I ran into this trying to throw together a simple Automator script to combine several one-page PDF files. I had 88 files to combine, each just about exactly 300KB, so I expected the final product to be about 30MB; the resulting PDF file, using the Combine PDFs Automator action, was 300+MB.

Poking around, the Automator action uses a Python script, with Foundation bindings, to create the new PDF document with the CoreGraphics PDF APIs. Nothing seems out of place. Basically, it's doing this (simplified, but these are the high points):

writeContext = CGPDFContextCreateWithURL(outURL, None, None)
for url in inURLs:
    doc = CGPDFDocumentCreateWithURL(url)
    page = CGPDFDocumentGetPage(doc, 1)
    mediaBox = CGPDFPageGetBoxRect(page, kCGPDFMediaBox)
    CGContextBeginPage(writeContext, mediaBox)
    CGContextDrawPDFPage(writeContext, page)
    CGContextEndPage(writeContext)
CGPDFContextClose(writeContext)

I can't imagine that CGContextDrawPDFPage, when drawing to a PDF context, would do anything but copy the PDF data for that page (with some window-dressing).

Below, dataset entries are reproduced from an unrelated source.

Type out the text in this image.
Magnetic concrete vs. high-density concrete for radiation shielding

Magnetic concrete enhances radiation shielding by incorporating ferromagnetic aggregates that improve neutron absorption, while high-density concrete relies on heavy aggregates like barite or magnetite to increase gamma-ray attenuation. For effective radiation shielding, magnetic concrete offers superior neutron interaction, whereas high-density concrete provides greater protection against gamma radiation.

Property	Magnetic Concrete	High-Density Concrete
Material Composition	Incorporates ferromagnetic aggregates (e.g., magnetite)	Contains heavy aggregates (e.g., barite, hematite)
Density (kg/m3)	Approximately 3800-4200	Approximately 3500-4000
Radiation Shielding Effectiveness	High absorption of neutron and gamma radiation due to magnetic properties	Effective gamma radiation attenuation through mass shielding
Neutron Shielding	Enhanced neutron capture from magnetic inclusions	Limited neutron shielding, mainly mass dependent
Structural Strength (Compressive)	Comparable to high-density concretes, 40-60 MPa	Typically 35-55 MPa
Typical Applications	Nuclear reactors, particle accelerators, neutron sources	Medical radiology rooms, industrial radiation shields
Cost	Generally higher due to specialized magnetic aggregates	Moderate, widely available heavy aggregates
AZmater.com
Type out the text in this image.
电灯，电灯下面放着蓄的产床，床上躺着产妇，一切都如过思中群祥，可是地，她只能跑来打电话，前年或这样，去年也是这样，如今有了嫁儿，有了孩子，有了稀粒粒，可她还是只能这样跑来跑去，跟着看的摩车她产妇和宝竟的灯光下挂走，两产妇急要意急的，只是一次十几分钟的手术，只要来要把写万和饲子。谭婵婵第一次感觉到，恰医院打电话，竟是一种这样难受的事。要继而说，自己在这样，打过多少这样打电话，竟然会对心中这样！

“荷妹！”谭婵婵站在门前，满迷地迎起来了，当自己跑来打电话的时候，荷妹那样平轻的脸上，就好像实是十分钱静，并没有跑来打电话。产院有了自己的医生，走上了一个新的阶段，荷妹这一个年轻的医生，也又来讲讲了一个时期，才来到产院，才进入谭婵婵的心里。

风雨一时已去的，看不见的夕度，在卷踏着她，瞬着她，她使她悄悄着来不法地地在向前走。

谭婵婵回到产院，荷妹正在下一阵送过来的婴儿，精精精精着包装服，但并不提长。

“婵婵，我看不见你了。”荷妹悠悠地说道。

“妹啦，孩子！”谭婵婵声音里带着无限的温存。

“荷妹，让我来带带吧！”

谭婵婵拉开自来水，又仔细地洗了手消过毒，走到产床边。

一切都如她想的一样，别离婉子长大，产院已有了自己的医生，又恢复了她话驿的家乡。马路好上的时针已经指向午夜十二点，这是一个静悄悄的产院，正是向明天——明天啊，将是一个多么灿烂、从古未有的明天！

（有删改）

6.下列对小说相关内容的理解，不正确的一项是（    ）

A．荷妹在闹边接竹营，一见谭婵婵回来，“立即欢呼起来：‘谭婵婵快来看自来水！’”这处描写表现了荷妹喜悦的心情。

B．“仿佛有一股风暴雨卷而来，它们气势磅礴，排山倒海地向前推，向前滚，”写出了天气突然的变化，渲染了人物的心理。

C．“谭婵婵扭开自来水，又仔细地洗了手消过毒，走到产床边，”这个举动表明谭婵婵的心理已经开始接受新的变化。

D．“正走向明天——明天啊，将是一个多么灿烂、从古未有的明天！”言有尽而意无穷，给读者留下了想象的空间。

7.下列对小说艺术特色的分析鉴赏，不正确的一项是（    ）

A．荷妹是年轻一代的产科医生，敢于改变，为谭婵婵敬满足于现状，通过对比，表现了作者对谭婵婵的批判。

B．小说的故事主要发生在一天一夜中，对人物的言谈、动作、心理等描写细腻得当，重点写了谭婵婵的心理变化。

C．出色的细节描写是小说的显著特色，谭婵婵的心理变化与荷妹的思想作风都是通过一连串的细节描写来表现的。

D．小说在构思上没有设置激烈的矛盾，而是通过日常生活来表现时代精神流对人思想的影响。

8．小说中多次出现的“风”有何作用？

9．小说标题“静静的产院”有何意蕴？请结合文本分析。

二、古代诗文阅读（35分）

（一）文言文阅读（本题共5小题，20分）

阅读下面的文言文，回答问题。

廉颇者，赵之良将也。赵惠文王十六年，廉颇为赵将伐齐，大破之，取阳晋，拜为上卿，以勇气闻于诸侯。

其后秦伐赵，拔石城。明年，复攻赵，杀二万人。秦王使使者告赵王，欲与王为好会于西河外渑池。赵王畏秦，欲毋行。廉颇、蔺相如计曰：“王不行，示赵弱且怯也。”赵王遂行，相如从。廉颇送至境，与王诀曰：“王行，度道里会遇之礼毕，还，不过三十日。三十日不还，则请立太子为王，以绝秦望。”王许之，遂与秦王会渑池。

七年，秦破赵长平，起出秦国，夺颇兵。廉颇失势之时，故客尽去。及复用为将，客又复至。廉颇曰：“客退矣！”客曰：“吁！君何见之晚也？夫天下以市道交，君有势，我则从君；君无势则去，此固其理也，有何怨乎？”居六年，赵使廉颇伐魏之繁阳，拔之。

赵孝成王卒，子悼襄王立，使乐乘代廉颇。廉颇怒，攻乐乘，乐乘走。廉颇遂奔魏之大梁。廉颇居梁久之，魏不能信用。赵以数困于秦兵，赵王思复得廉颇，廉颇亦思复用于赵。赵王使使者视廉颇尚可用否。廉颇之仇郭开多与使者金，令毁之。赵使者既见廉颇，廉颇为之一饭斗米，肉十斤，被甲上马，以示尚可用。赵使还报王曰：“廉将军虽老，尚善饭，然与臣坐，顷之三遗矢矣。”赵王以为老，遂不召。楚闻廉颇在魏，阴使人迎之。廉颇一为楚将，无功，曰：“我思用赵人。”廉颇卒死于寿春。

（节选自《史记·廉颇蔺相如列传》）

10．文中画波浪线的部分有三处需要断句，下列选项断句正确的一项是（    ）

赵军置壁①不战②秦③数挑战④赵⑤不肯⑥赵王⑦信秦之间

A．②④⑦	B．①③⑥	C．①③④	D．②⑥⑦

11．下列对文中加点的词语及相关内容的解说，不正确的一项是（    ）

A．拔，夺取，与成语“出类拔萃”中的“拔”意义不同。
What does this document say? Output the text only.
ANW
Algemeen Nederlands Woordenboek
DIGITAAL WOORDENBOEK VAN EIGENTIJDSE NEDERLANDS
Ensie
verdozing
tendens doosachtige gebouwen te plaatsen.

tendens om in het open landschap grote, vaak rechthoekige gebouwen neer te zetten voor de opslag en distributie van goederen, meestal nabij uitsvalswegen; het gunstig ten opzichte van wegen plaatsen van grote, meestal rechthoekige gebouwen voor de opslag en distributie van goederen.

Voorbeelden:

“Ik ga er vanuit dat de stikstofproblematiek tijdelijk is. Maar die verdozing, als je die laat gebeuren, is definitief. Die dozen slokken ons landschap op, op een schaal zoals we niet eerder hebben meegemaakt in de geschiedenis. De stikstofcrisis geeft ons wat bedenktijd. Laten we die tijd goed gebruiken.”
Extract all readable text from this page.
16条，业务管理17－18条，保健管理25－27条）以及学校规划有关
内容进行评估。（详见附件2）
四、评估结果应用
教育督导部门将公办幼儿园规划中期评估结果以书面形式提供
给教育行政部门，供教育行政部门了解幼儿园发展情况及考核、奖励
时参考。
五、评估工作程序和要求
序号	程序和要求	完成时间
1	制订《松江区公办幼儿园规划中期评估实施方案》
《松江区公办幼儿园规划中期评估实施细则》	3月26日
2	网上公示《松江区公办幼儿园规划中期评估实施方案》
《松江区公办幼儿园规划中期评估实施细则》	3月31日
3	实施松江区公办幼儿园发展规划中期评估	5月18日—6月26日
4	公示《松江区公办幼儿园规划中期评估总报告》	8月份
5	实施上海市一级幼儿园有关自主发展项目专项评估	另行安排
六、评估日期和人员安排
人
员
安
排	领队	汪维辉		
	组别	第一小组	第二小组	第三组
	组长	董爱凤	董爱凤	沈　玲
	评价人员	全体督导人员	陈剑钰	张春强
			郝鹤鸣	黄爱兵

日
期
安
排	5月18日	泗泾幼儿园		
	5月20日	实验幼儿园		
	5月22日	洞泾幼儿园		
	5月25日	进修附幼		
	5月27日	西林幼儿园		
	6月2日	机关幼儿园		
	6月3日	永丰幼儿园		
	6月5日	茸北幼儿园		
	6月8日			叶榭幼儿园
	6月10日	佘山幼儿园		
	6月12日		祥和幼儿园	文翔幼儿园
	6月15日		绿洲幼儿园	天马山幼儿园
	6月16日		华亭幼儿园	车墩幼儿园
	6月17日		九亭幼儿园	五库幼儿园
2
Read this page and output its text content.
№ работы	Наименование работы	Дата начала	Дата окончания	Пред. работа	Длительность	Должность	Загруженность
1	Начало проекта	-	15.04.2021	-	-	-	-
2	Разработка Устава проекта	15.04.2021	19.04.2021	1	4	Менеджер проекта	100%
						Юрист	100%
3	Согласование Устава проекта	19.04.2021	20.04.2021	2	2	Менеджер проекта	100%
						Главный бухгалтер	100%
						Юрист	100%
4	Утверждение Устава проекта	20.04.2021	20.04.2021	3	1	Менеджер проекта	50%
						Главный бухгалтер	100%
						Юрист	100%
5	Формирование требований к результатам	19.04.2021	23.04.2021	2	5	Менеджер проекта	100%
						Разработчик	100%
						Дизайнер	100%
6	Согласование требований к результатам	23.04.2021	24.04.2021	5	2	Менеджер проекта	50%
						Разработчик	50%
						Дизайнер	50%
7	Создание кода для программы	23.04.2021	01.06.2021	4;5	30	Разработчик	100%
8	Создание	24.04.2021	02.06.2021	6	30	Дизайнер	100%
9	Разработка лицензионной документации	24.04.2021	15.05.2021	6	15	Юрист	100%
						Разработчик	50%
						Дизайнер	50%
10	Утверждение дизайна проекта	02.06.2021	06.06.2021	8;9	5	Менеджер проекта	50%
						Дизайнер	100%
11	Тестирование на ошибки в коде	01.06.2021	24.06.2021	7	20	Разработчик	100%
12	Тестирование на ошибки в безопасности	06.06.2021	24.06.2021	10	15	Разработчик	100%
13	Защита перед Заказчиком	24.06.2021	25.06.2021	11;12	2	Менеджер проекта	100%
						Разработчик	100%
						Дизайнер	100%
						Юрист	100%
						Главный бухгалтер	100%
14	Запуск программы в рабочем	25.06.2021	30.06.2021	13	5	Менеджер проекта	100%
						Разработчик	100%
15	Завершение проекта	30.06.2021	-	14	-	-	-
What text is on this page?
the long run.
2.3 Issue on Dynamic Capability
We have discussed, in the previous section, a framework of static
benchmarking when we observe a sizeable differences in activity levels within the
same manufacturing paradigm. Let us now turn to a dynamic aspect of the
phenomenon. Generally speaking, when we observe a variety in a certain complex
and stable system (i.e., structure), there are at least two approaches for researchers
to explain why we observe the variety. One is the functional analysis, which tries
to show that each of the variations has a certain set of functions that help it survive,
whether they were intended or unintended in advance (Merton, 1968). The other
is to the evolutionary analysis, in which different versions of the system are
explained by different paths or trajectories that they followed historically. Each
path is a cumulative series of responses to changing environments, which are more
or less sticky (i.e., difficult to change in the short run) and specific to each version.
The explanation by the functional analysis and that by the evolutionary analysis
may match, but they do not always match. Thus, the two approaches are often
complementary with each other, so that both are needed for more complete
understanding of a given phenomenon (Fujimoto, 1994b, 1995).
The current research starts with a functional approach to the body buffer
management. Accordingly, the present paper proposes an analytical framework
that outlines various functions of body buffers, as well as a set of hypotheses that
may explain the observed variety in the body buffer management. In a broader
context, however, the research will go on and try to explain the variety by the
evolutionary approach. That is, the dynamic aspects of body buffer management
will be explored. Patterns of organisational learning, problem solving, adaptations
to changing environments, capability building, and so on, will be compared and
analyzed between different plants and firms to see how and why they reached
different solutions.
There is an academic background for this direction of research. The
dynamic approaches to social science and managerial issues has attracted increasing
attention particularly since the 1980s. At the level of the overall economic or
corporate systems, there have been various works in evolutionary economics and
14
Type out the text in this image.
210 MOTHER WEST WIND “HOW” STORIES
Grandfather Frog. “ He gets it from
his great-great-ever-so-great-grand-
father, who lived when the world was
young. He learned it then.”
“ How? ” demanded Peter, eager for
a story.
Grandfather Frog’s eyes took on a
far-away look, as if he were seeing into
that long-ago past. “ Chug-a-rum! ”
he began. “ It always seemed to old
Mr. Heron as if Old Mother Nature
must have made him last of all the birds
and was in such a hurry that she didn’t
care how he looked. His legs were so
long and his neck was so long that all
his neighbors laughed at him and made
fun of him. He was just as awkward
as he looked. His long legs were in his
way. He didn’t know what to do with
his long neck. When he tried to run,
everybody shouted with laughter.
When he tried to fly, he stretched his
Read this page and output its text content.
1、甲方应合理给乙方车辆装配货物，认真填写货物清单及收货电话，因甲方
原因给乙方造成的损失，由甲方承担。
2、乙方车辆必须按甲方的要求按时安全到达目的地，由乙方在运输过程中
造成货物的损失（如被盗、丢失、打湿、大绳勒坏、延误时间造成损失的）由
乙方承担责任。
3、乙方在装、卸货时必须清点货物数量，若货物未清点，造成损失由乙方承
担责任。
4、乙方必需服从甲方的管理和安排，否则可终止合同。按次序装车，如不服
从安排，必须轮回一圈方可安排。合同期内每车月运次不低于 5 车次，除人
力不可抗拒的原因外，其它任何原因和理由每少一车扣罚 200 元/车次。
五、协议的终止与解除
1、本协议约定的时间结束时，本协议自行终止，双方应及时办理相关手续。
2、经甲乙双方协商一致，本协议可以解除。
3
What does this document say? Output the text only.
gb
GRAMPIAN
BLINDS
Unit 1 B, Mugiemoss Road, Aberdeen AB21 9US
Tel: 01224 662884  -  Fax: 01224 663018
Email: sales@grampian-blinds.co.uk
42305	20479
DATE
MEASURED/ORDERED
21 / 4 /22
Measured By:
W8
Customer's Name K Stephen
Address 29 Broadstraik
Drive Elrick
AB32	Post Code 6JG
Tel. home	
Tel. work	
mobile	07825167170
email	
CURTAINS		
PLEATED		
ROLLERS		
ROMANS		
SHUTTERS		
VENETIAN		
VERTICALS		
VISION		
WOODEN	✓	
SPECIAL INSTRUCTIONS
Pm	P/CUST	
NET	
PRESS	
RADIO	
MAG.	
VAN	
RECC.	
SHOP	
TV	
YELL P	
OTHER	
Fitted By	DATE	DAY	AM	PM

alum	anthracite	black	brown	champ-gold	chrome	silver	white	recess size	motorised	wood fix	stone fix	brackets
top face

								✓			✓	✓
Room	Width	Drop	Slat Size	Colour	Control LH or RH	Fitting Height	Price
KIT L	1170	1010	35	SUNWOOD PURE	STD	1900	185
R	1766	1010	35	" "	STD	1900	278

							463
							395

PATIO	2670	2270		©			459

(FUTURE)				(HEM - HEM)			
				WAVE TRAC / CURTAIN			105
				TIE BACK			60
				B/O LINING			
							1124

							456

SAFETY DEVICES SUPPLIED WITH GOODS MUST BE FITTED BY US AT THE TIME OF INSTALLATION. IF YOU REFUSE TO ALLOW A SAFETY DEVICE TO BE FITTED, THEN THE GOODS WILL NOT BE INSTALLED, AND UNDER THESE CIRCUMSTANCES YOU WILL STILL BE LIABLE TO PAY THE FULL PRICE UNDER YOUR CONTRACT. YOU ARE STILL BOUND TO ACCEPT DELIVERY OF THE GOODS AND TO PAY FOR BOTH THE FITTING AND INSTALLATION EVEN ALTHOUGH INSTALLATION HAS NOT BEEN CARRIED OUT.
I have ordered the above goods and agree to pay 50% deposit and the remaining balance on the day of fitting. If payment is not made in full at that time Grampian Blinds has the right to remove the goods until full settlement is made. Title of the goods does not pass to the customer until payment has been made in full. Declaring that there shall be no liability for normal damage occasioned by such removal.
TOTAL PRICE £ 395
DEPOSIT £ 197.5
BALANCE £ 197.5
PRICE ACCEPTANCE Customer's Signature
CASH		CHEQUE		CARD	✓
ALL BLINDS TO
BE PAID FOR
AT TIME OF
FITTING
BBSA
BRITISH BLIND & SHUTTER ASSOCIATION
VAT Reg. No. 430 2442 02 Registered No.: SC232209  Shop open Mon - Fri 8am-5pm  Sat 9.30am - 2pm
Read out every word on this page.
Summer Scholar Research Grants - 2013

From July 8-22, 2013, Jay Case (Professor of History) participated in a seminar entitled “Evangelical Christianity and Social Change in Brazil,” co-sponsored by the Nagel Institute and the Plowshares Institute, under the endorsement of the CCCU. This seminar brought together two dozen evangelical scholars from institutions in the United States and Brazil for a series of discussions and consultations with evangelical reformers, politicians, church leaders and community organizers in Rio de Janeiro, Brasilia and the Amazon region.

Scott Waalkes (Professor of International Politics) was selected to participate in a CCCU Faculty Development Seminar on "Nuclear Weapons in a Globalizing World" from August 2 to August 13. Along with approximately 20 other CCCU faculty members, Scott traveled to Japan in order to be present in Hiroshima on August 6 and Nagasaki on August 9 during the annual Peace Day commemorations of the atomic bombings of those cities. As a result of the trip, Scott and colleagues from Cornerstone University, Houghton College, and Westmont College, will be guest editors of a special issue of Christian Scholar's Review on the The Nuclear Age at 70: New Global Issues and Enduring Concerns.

Even when "combining" just one PDF, the output is 2.8MB, compared to the 300KB original one-page PDF.

The resulting PDFs look exactly the same page-by-page as the original pages: text is selectable in the same places, graphics look identical, the pages are exactly the same size.

Any ideas?

A: 

Do the input PDFs contain the same set of fonts, or different sets? Maybe if the originals don't contain embedded fonts, but the output does, that could account for some of the growth.

JWWalker
Do you know of a good tool to examine this sort of information about a PDF file?
qwzybug
Nothing specific to PDF. I've sometimes just used the hex editor of Resorcerer.